De leur côté, les avocats de la défense se sont tous félicités du verdict, affirmant pour certains le soulagement des mineurs qu’ils défendaient d’avoir passé cette épreuve judiciaire. Tous les prévenus étaient poursuivis pour association de malfaiteurs en vue de commettre des violences avec trois circonstances aggravantes du fait qu’un enseignant a été visé, que les faits se sont déroulés aux abords d’un établissement scolaire aux heures de sortie et d’entrée, le tout avec préméditation ou guet-apens. Pour cette infraction, la peine encourue était de 2 ans et demi, l’excuse de minorité amendant en effet les peines de la moitié.

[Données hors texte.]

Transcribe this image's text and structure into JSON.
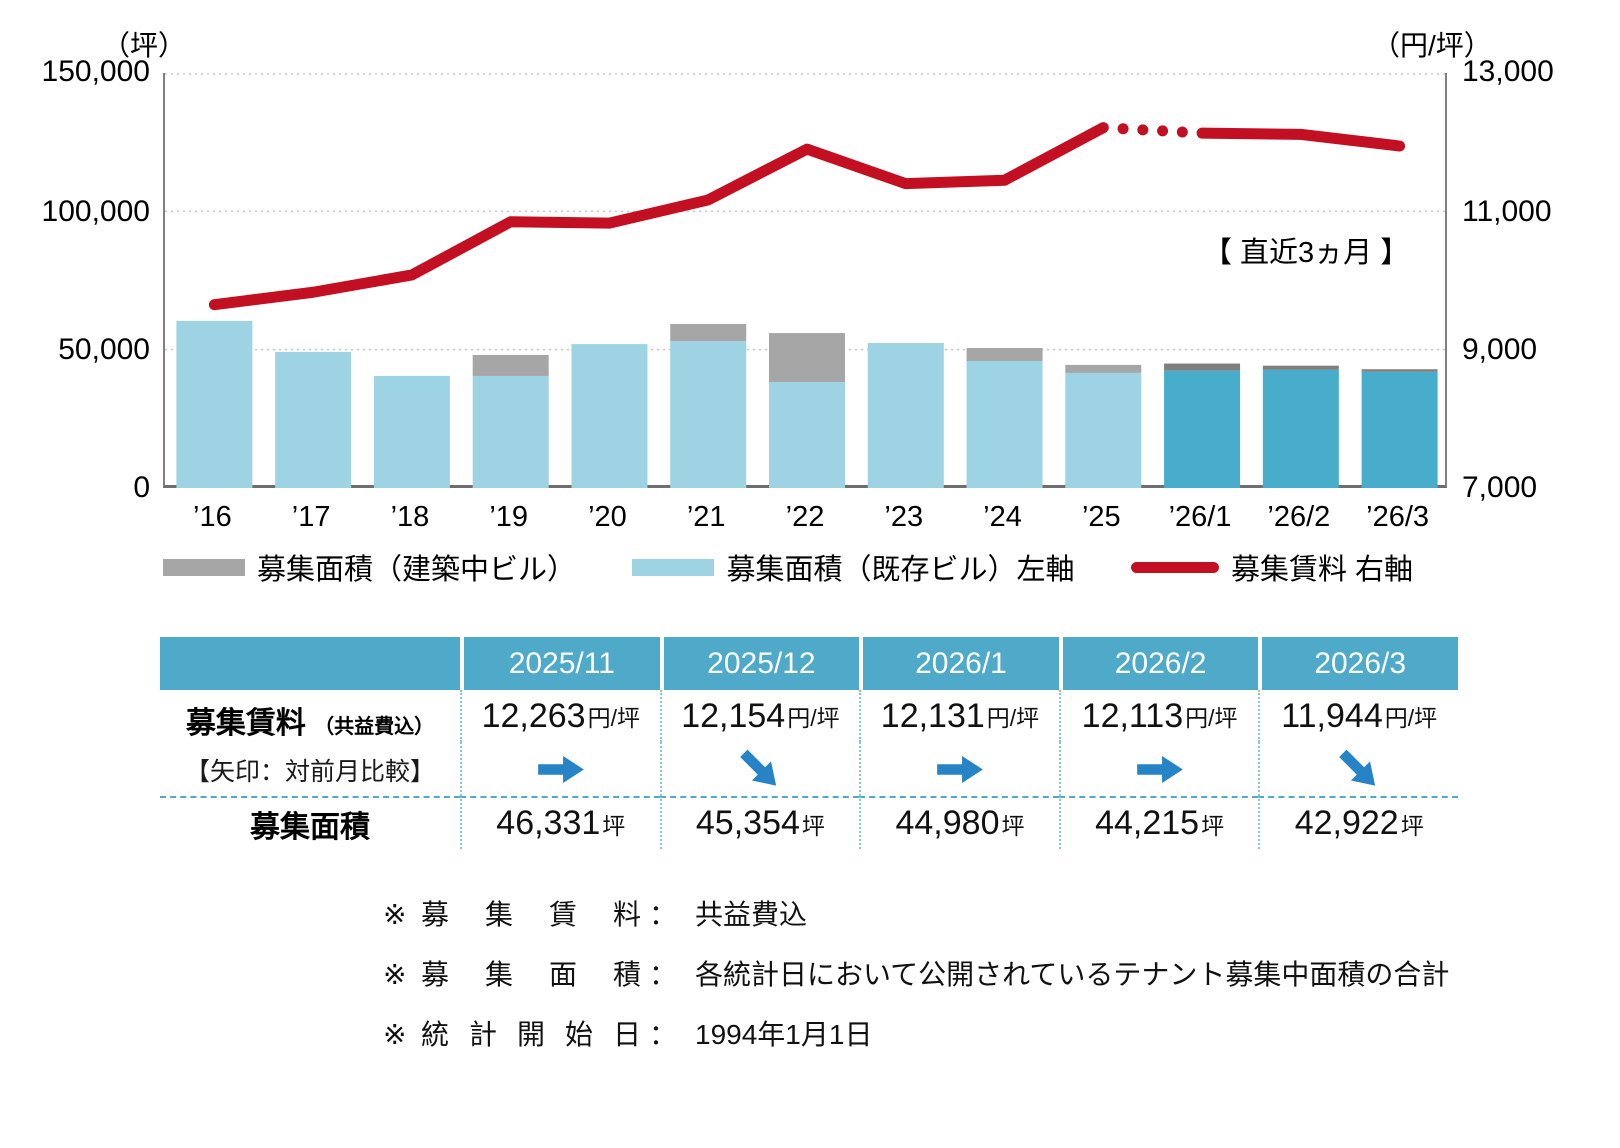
{
  "colors": {
    "bar_existing": "#9DD3E2",
    "bar_existing_recent": "#47ADCB",
    "bar_construction": "#A6A6A6",
    "bar_construction_recent": "#7F7F7F",
    "line": "#C30F22",
    "table_header": "#4FAAC9",
    "arrow": "#2683C6",
    "grid": "#C8C8C8",
    "axis": "#808080",
    "cell_border": "#85C6DC"
  },
  "chart": {
    "left_axis": {
      "unit": "（坪）",
      "ticks": [
        "150,000",
        "100,000",
        "50,000",
        "0"
      ]
    },
    "right_axis": {
      "unit": "（円/坪）",
      "ticks": [
        "13,000",
        "11,000",
        "9,000",
        "7,000"
      ]
    },
    "annotation": "【 直近3ヵ月 】",
    "legend": [
      {
        "label": "募集面積（建築中ビル）",
        "swatch": "gray-bar"
      },
      {
        "label": "募集面積（既存ビル）左軸",
        "swatch": "blue-bar"
      },
      {
        "label": "募集賃料 右軸",
        "swatch": "red-line"
      }
    ]
  },
  "chart_data": {
    "type": "bar+line",
    "categories": [
      "’16",
      "’17",
      "’18",
      "’19",
      "’20",
      "’21",
      "’22",
      "’23",
      "’24",
      "’25",
      "’26/1",
      "’26/2",
      "’26/3"
    ],
    "series": [
      {
        "name": "募集面積（既存ビル）左軸",
        "type": "bar",
        "axis": "left",
        "values": [
          60400,
          49200,
          40500,
          40500,
          52000,
          53100,
          38300,
          52400,
          45900,
          41600,
          42380,
          42715,
          42022
        ]
      },
      {
        "name": "募集面積（建築中ビル）",
        "type": "bar",
        "axis": "left",
        "values": [
          0,
          0,
          0,
          7600,
          0,
          6200,
          17700,
          0,
          4700,
          2900,
          2600,
          1500,
          900
        ]
      },
      {
        "name": "募集賃料 右軸",
        "type": "line",
        "axis": "right",
        "values": [
          9650,
          9830,
          10080,
          10850,
          10830,
          11165,
          11900,
          11400,
          11450,
          12210,
          12131,
          12113,
          11944
        ]
      }
    ],
    "left_ylim": [
      0,
      150000
    ],
    "right_ylim": [
      7000,
      13000
    ],
    "grid": "dotted horizontal",
    "legend_position": "bottom",
    "recent_start_index": 10,
    "dotted_gap": [
      9,
      10
    ],
    "title": "",
    "xlabel": "",
    "ylabel_left": "（坪）",
    "ylabel_right": "（円/坪）"
  },
  "table": {
    "columns": [
      "2025/11",
      "2025/12",
      "2026/1",
      "2026/2",
      "2026/3"
    ],
    "rent_label": "募集賃料",
    "rent_label_sub": "（共益費込）",
    "arrow_label": "【矢印：対前月比較】",
    "rent_values": [
      "12,263",
      "12,154",
      "12,131",
      "12,113",
      "11,944"
    ],
    "rent_unit": "円/坪",
    "arrows": [
      "right",
      "down",
      "right",
      "right",
      "down"
    ],
    "area_label": "募集面積",
    "area_values": [
      "46,331",
      "45,354",
      "44,980",
      "44,215",
      "42,922"
    ],
    "area_unit": "坪"
  },
  "footnotes": {
    "rows": [
      {
        "mark": "※",
        "label": "募 集 賃 料",
        "colon": "：",
        "text": "共益費込"
      },
      {
        "mark": "※",
        "label": "募 集 面 積",
        "colon": "：",
        "text": "各統計日において公開されているテナント募集中面積の合計"
      },
      {
        "mark": "※",
        "label": "統 計 開 始 日",
        "colon": "：",
        "text": "1994年1月1日"
      }
    ]
  }
}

Les cinq prévenus étaient accusés d’avoir, contre rémunération, décrit Samuel Paty au terroriste afin qu’il puisse l’identifier, d’avoir fait le guet aux abords du collège et d’avoir aidé Abdoullakh Anzorov à se cacher, en attendant le professeur d’histoire.

«Atteinte à l’ordre public gravissime»

Le jeune âge des prévenus, – entre 13 et 14 ans au moment des faits – et le doute de la conscience qu’ils pouvaient avoir de la très grave infraction qui allait être commise ont primé pour le tribunal. Tous ces mineurs avaient déjà fait l’objet d’une prise en charge éducative, depuis le 16 octobre 2020. La plupart avaient aussi fait l’objet de placements, parfois éloignés en province. À l’époque des faits, le juge des enfants avait pris cette décision en raison de «l’atteinte à l’ordre public gravissime» et la nécessité de «préserver les investigations»- notamment en interdisant les contacts avec leurs anciens camarades de classe. Il était également inconcevable que les professeurs de cet établissement soient à nouveau en contact avec ces élèves. Pour les protéger d’éventuelles vengeances, certains prévenus ont même été contraints de changer d’identité.

Enfin, les professeurs du collège du Bois-d’Aulne qui s’étaient portés partie civile, ont été jugés majoritairement irrecevables sauf certains d’entre eux vis-à-vis de Z. dont ils étaient les enseignants. Le parquet antiterroriste avait estimé qu’ils n’étaient pas victimes, même par ricochet. Ils auront néanmoins assisté à la totalité des débats, cette question ayant été jointe au fond. Dans un an environ, un deuxième procès devrait juger les adultes impliqués dans l’assassinat de Samuel Paty dont Brahim Chnina, le père de la jeune fille jugée cet automne.